Some California cities have enacted ordinances to regulate the proliferation of short-term rentals. These ordinances often limit the number of homes that can be offered as short-term rentals by requiring licenses subject to random nonrenewal. The recent case of Hobbs v. City of Pacific Grove (2022) 85 Cal.App.5th 311, involved a challenge to such an ordinance.
The City of Pacific Grove's ordinance allowed short-term rentals subject to licensing, taxes, and other regulations. Owners could apply for one-year licenses subject to earlier revocation for good cause. The City capped the number of short-term rental licenses at 250 and established a density cap of 15 percent per block. After the City later discovered that it had issued rental licenses exceeding these caps, it selected licenses to “sunset” after a grace period after their current term expired. It adopted a random lottery to fairly and equitably reduce the number of licenses without favoritism. The City's voters approved a ballot measure that prohibited and phased out all existing short-term rentals in residential districts, except for those located in the City's “Coastal Zone.”
The owners of two homes sued the City, alleging it unconstitutionally deprived them of “their right to allow guests to stay in their home.” They alleged the ordinance violated the right to due process by (1) arbitrarily limiting how many homes could be offered as short-term rentals, (2) subjecting them to random selection for license nonrenewal, and (3) prohibiting short-term rentals outside the Coastal Zone. The trial court disagreed, and the owners appealed.
The owners asked the Court of Appeal to hold that the City, by granting them one-year licenses to offer the properties for short-term vacation rentals, conferred a property right protected by the state and federal constitutions in the renewal of those licenses. The owners contended that their economic interest in renting their vacation homes exclusively for transient visitors was an entitlement – a “vested right” – subject to state or federal constitutional protection.
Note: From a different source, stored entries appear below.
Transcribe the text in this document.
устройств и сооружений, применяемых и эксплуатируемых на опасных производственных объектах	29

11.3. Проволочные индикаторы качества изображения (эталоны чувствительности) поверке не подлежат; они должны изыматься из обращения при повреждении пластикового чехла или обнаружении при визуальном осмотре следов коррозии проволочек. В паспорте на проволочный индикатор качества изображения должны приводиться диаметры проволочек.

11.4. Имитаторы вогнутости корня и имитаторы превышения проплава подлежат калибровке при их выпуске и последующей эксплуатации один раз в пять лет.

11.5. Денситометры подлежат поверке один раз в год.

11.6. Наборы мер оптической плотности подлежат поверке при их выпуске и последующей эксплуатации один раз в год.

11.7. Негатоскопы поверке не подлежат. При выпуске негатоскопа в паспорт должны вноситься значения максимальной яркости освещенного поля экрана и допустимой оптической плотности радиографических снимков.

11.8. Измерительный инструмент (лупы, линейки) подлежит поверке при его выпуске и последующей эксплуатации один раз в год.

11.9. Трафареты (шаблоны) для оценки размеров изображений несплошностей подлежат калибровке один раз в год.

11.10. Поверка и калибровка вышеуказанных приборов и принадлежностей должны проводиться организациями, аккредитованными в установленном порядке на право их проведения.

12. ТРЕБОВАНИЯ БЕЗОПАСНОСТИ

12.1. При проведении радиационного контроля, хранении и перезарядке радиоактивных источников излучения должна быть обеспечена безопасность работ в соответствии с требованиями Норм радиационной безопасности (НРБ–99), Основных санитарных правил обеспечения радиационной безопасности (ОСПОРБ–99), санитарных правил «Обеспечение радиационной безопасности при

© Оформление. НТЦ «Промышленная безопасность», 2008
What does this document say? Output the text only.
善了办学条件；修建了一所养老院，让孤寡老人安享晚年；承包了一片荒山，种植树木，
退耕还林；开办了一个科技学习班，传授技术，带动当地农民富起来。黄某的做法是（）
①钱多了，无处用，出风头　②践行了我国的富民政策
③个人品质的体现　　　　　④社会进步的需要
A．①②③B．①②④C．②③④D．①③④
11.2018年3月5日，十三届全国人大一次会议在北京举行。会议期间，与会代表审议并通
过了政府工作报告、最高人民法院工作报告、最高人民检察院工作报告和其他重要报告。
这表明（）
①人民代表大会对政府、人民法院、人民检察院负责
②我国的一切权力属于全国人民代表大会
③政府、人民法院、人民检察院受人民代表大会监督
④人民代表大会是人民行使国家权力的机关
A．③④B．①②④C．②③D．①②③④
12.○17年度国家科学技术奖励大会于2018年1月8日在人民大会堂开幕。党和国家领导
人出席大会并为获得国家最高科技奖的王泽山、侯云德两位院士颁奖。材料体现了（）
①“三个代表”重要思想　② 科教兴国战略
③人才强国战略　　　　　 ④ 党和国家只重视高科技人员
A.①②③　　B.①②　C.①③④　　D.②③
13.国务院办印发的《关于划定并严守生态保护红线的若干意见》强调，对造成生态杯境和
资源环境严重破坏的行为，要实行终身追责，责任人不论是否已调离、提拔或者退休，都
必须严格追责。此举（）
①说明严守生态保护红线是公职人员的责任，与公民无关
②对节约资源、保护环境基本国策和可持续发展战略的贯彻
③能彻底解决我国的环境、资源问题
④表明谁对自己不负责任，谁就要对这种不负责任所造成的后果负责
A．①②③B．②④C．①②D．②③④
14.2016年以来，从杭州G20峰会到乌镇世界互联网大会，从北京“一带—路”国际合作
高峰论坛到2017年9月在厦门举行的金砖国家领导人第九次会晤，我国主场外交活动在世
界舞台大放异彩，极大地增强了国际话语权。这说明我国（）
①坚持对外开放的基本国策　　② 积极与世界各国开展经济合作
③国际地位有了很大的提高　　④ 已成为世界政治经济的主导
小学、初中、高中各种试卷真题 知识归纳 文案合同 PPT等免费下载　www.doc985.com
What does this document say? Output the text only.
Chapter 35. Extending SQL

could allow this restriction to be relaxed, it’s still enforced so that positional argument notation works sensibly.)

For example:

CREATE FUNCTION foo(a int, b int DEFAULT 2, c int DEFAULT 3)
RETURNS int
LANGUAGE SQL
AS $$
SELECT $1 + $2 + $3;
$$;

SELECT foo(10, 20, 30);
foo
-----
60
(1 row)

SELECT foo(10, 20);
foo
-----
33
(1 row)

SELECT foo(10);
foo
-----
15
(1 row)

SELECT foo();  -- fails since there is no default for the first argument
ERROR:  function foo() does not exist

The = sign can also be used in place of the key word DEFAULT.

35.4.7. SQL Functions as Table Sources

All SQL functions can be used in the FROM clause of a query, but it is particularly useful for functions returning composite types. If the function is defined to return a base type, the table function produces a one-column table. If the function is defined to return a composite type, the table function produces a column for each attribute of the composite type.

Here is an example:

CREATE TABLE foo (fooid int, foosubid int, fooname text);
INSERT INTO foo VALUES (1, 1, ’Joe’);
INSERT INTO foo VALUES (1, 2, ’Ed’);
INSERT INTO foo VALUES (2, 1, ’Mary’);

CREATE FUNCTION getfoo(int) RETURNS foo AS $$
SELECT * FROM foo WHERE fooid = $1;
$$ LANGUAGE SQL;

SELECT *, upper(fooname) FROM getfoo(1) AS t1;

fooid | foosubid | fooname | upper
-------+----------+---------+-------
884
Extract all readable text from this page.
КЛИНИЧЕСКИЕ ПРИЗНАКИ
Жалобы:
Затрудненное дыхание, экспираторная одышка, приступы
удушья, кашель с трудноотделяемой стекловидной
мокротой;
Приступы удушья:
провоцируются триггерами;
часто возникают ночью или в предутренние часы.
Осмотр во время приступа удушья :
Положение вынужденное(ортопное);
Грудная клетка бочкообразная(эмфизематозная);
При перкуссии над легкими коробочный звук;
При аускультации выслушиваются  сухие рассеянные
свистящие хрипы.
The appellate court concluded that the owners had no right beyond the defined terms of their licenses and that the claims had no constitutional merit.
The owners also argued that the City's selection of one of their licenses by lottery for nonrenewal denied them an opportunity to be heard on what they characterized as the deprivation of a vested right to continued renewal of their one-year licenses.They claimed nonrenewal of their licenses deprived them of a property interest, but the appellate court found the owners failed to establish that they held any right to renew short-term rental licenses that were expressly term-limited.
In conclusion, community associations in municipalities that permit short-term rentals only subject to term-limited licenses may wish to keep track of the licensure status to ensure that short-term rentals are not being operated unlawfully and to minimize the effects of such rentals on the community. Owners granted a short-term rental license are not entitled to its renewal.